6. Fehler: Fehlende Angabe zur Anzahl der Fahrschüler im Auto
Was bei den pauschal erhobenen Vorwürfen seitens des Landratsamtes auch völlig unberücksichtigt blieb, war der Umstand, dass die Autobahnfahrten häufig nicht nur mit einem einzelnen Fahrschüler alleine sondern mit zwei, gelegentlich auch drei Fahrschülern durchgeführt wurden und dass im Rahmen von sogenannten Perfektionstrainings auch Sonderfahrten durchgeführt wurden, die nicht mehr als solche erfasst wurden, weil die vorgeschriebene Stundenanzahl schon erreicht wurde.

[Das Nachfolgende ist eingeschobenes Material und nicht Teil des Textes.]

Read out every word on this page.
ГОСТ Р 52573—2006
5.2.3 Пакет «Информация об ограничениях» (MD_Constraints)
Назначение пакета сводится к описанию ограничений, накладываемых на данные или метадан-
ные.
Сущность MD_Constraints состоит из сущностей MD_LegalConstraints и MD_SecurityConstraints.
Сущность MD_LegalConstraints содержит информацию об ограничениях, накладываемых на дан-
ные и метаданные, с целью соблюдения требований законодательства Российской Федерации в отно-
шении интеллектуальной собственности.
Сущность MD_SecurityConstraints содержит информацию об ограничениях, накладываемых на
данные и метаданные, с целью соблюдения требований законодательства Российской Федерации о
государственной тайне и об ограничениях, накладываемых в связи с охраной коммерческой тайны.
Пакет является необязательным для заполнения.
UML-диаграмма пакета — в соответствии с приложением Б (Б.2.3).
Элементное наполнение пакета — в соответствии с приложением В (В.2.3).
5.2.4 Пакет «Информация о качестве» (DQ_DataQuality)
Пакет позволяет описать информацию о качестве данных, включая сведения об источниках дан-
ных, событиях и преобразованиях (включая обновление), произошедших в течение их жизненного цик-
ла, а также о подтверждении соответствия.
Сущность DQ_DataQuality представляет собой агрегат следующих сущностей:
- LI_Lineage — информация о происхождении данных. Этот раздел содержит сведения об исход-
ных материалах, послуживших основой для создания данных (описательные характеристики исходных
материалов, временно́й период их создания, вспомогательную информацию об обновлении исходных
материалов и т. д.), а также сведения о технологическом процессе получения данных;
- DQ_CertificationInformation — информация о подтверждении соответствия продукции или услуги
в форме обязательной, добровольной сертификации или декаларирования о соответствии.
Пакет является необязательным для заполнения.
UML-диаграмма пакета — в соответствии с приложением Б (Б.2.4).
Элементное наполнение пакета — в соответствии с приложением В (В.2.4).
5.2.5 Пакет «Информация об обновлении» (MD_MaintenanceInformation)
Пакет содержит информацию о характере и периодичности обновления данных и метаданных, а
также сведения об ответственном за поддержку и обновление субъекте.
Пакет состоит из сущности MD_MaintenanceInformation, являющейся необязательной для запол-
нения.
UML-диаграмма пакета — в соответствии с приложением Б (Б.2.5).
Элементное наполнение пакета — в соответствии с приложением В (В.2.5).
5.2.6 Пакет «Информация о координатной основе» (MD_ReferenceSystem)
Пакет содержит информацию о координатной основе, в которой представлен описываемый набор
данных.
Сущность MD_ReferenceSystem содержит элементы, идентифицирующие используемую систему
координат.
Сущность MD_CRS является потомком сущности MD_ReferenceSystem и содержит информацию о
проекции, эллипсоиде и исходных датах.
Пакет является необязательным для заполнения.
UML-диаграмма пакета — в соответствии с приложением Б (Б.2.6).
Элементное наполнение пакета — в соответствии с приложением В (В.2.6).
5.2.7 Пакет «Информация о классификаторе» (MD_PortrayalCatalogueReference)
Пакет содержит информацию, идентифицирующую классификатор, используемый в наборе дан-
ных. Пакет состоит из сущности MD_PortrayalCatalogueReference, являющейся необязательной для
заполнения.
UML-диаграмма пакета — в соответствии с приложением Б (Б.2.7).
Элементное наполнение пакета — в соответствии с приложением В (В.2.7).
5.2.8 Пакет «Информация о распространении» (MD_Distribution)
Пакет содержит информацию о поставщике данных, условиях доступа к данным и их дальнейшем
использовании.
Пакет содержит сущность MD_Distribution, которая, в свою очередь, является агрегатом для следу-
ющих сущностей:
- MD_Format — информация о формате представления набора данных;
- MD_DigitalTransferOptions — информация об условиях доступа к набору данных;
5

Antrag auf Einstellung erfolglos
Zusammenfassend wurde das LRA also darauf hingewiesen, dass hier nicht feststehe, wann, wie oft und in welchem Umfang Otto Z gegen die zitierten Vorschriften verstoßen haben soll und damit die notwendige Grundlage fehle, den vom Gesetz vorgegebenen Bußgeldrahmen anzuwenden bzw. auszuschöpfen, so dass das verhängte Bußgeld willkürlich und aus der Luft gegriffen erscheine. Vor diesem Hintergrund beantragte der Autor, das Verfahren gegen Otto Z einzustellen und die Kosten des Verfahrens sowie die notwendigen Auslagen (Anwaltskosten) der Staatskasse aufzuerlegen. Doch das interessierte das LRA – wie so häufig – nicht. Es hielt den Bußgeldbescheid aufrecht und gab die Sache an die zuständige Staatsanwaltschaft ab.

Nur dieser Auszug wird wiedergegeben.